Wednesday, December 31, 2008

Healing Music

My latest newsletter column.

On the evening of December 30, I sat in a darkened sanctuary. A few lights toward the pulpit turned the whole place into the color of toasted wheat. The wind outside howled. David Bowlin and his crew of merry-makers known as Chamber Music Quad Cities played magical music. I closed my eyes and let the sound wash over me. I was transported.

I’ve often said that, for me, music is akin to church. Music is exhilarating. Music is renewing. Music can make me weep. Music gives me hope.

Music hits a place deep in my bones.

But there was something more on the 30th. I sat there in gratitude for my family. We have had a very good year. I sat there with the difficulties of the church year heavy on my mind. I sat there with the many blessings of the church year accompanying me. I have seen many of you in life’s most significant moments—celebrating new babies with some of you; planning memorial services with others of you; listening deeply about life’s losses and making a way when there seems to be no way. Sometimes I sat with you in less dramatic but still important times: planning worship services; exploring ideas around religion and life in the board room. There has been laughter this year. And there have been growing edges and growing pains that have been frankly quite difficult.

Life in community, with its blessings and its speed bumps.

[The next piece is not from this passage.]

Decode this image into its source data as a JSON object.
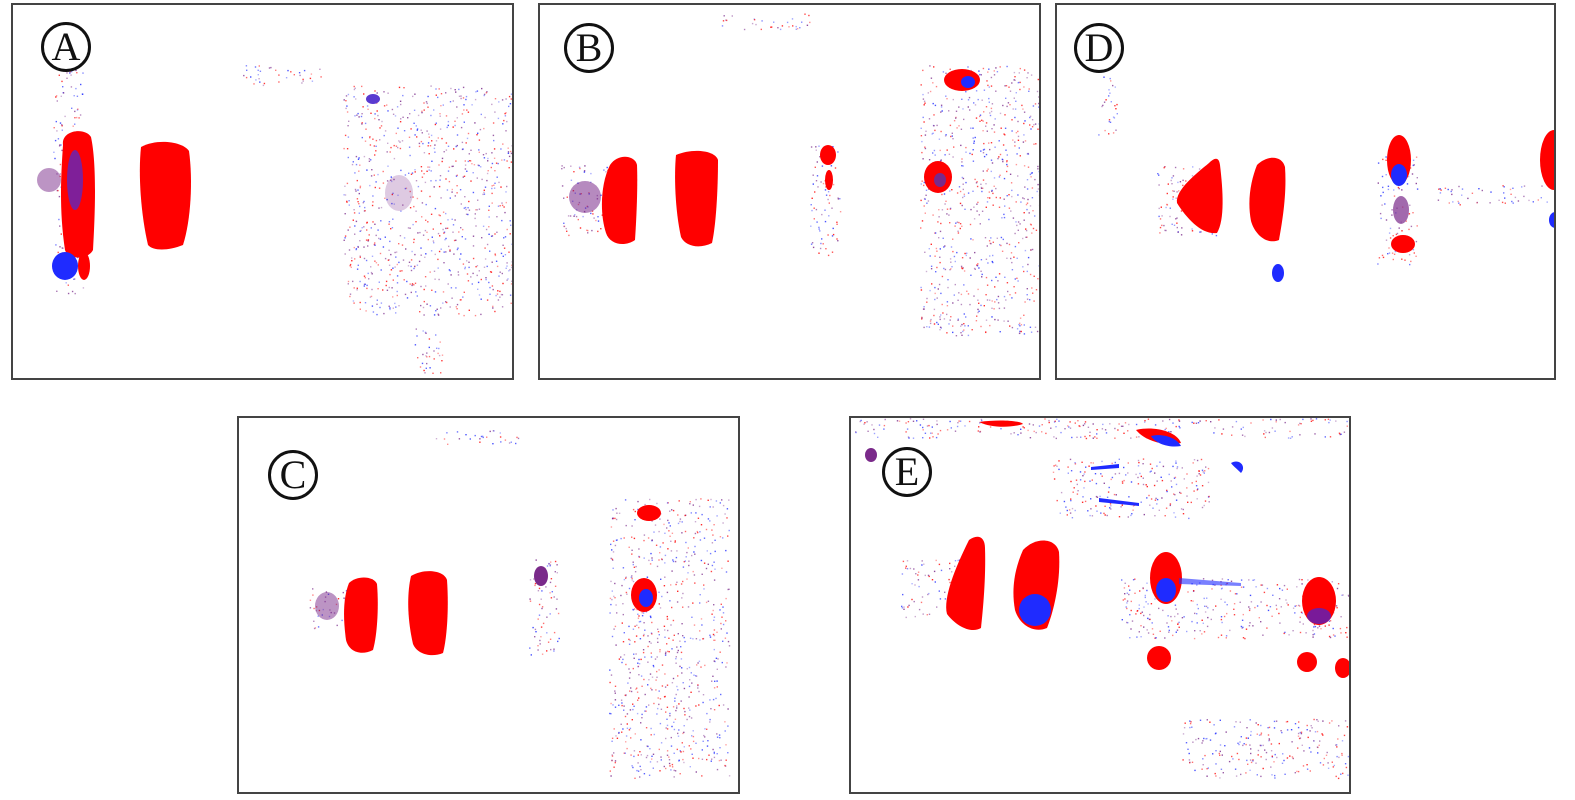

I sat there in the sanctuary, listening to piano and violin and cello. And I for a moment felt whole. I experienced a bit of the healing power of music. The musicians were vessels, absorbed in their own process, absorbed in the mixture of giving and receiving that is at the heart of the creative endeavor.

They were vessels of powerful grace, each in the sanctuary full of their own worries, full of their own concerns, full of their own gratitudes. Each open, as they were able, to the possibilities. Each open as the child on Christmas morn—Santa’s been here! What will happen next? Each open as the birder glimpsing the first eagle of the season. What majesty. What power.

Last Sunday in church, we talked about Anna the prophet in the story in the gospel of Luke who glimpses something holy upon seeing this Jesus, 8 days old in the temple. She was a widow. She was old. She was poor. She was not terribly ambitious. But she prayed and she fasted and she had eyes to see. For the Unitarian Universalist reading that story, the invitation is to reflect upon the question: What can I do to put myself in a position to have eyes to see the holy, the miraculous, all around? How shall I put my experience through the purifying heat of the fire of thought so that I am immersed in an understanding of my life as a part of the great story of the unfolding, evolving universe and its story, holy and powerful?

What is possible? What will happen next? What majesty! And I and my little concerns all wrapped up in the unfolding life of the holy earth. Life in community, with its blessings and bumps and bruises.

Choose to bless the world in 2009, no matter what! May you be blessed and be a blessing!